Pharmaceutical giant GlaxoSmithKline’s experimental vaccine for the deadly Ebola virus has arrived in Liberia Friday for a massive clinical trial involving up to 30,000 people in West Africa.
London-based GSK said Friday the initial shipment contains 300 vials and will be tested in the Ebola hot zone in the coming weeks. The company employs about 5,000 people in the Triangle.
The vaccine testing, led by the U.S. National Institutes of Health, will involve up to 30,000 people, a third of whom will receive the GSK vaccine, the company said.
The GSK vaccine is currently being tested for safety in five small trials in the United States, Europe and Mali on about 200 healthy volunteers. Based on initial data from this small-scale trial, GSK has selected dosage levels for the African clinical trial.
“If the candidate vaccine is able to protect these people, as we hope it will, it could significantly contribute to efforts to bring this epidemic under control and prevent future outbreaks,” Dr. Moncef Slaoui, GSK’s chairman for global vaccines, said in the announcement.
“It is important to remember that this vaccine is still in development,” Slaoui said, “and any potential future use in mass vaccination campaigns will depend on whether WHO, regulators and other stakeholders are satisfied that the vaccine candidate provides protection against Ebola without causing significant side effects and how quickly large quantities of vaccine can be made.”

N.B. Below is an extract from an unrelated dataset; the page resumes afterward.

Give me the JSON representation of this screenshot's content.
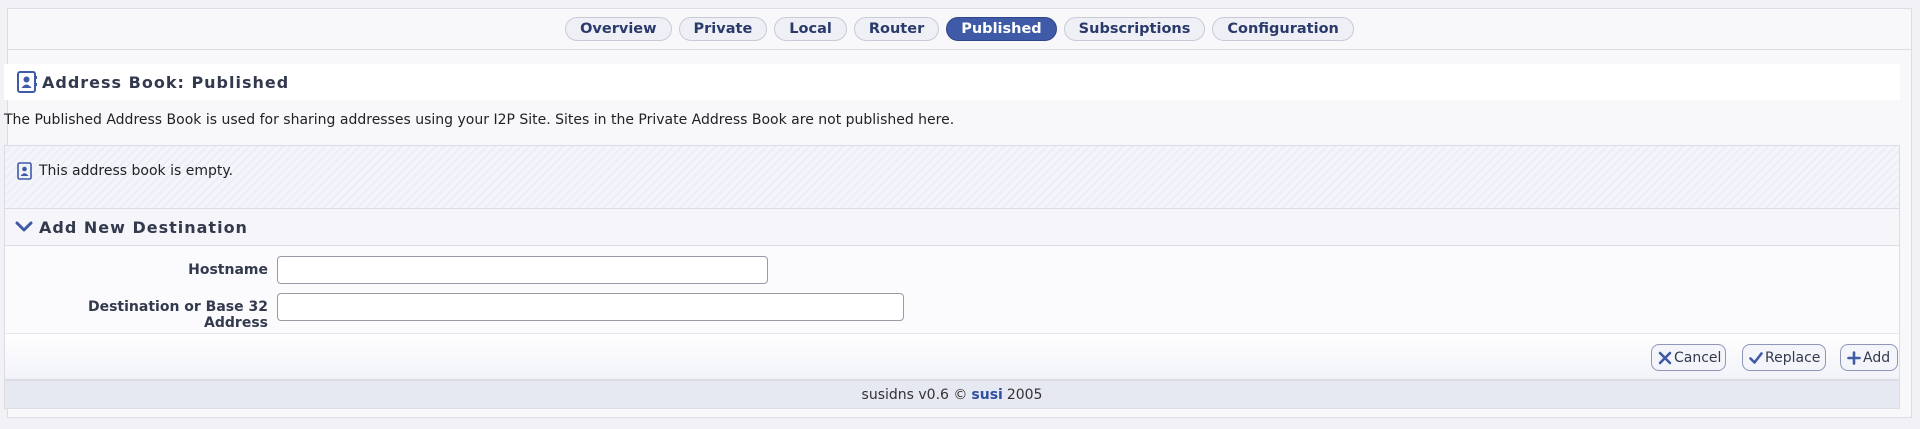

The vaccine, cAd3-EBOZ, was developed by NIH’s National Institute of Allergy and Infectious Diseases and Okairos, an Italian biotech company acquired by GSK in 2013. It is designed to combat the Zaire strain of Ebola virus by delivering genetic material from chimpanzees.
GSK is also assisting the World Health Organization and the U.S. Centers for Disease Control and Prevention with the development of drug trials in Seirra Leone and Guinea, where the Ebola outbreak has spread.

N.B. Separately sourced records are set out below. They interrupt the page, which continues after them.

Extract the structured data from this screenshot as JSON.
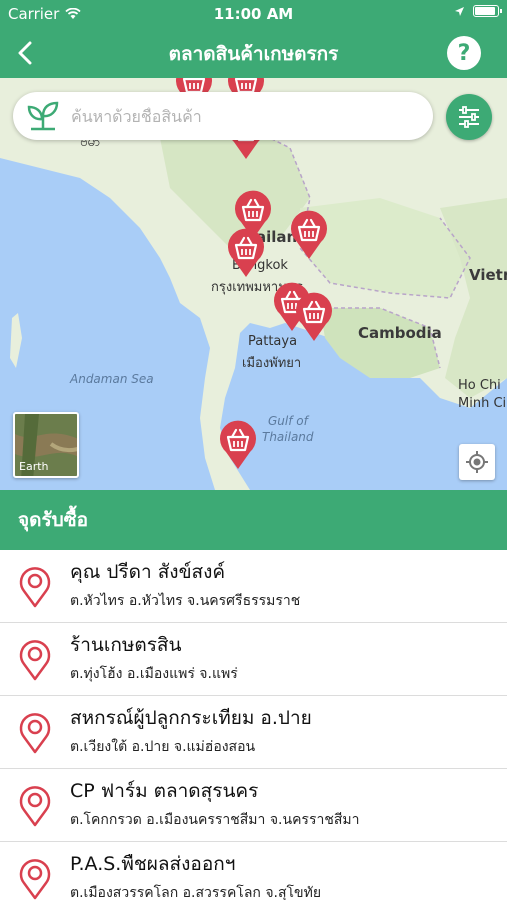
{
  "status_bar": {
    "carrier": "Carrier",
    "time": "11:00 AM"
  },
  "nav": {
    "title": "ตลาดสินค้าเกษตรกร",
    "help_label": "?"
  },
  "search": {
    "placeholder": "ค้นหาด้วยชื่อสินค้า"
  },
  "map": {
    "labels": {
      "myanmar": "ဗမာ",
      "thailand": "ailan",
      "bangkok": "Bangkok",
      "bangkok_th": "กรุงเทพมหานคร",
      "pattaya": "Pattaya",
      "pattaya_th": "เมืองพัทยา",
      "cambodia": "Cambodia",
      "andaman": "Andaman Sea",
      "gulf1": "Gulf of",
      "gulf2": "Thailand",
      "vietnam": "Vietn",
      "hcm1": "Ho Chi",
      "hcm2": "Minh Ci"
    },
    "earth_label": "Earth"
  },
  "section": {
    "title": "จุดรับซื้อ"
  },
  "locations": [
    {
      "name": "คุณ ปรีดา  สังข์สงค์",
      "address": "ต.หัวไทร อ.หัวไทร จ.นครศรีธรรมราช"
    },
    {
      "name": "ร้านเกษตรสิน",
      "address": "ต.ทุ่งโฮ้ง อ.เมืองแพร่ จ.แพร่"
    },
    {
      "name": "สหกรณ์ผู้ปลูกกระเทียม อ.ปาย",
      "address": "ต.เวียงใต้ อ.ปาย จ.แม่ฮ่องสอน"
    },
    {
      "name": "CP ฟาร์ม ตลาดสุรนคร",
      "address": "ต.โคกกรวด อ.เมืองนครราชสีมา จ.นครราชสีมา"
    },
    {
      "name": "P.A.S.พืชผลส่งออกฯ",
      "address": "ต.เมืองสวรรคโลก อ.สวรรคโลก จ.สุโขทัย"
    }
  ],
  "colors": {
    "brand_green": "#3daa75",
    "pin_red": "#d9404f",
    "sea": "#a9cdf7",
    "land": "#e8efdc"
  },
  "icons": {
    "back": "chevron-left-icon",
    "help": "question-icon",
    "leaf": "leaf-icon",
    "filter": "sliders-icon",
    "pin": "map-pin-icon",
    "basket": "basket-icon",
    "locate": "crosshair-icon"
  }
}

Dozens of Liberians who spoke to GNN upon the arriival of the vaccine expressed excitement of this news; the arrival of Ebola vaccine, but regretted the delay after thousands who were caught in the battle lost their lives.
For its part, the Liberian Government thanked the international community, especially World Health Organization (WHO) for coming to the rescue to the people of Liberia, and assured its citizens that the vaccine will be used wisely to safe lives.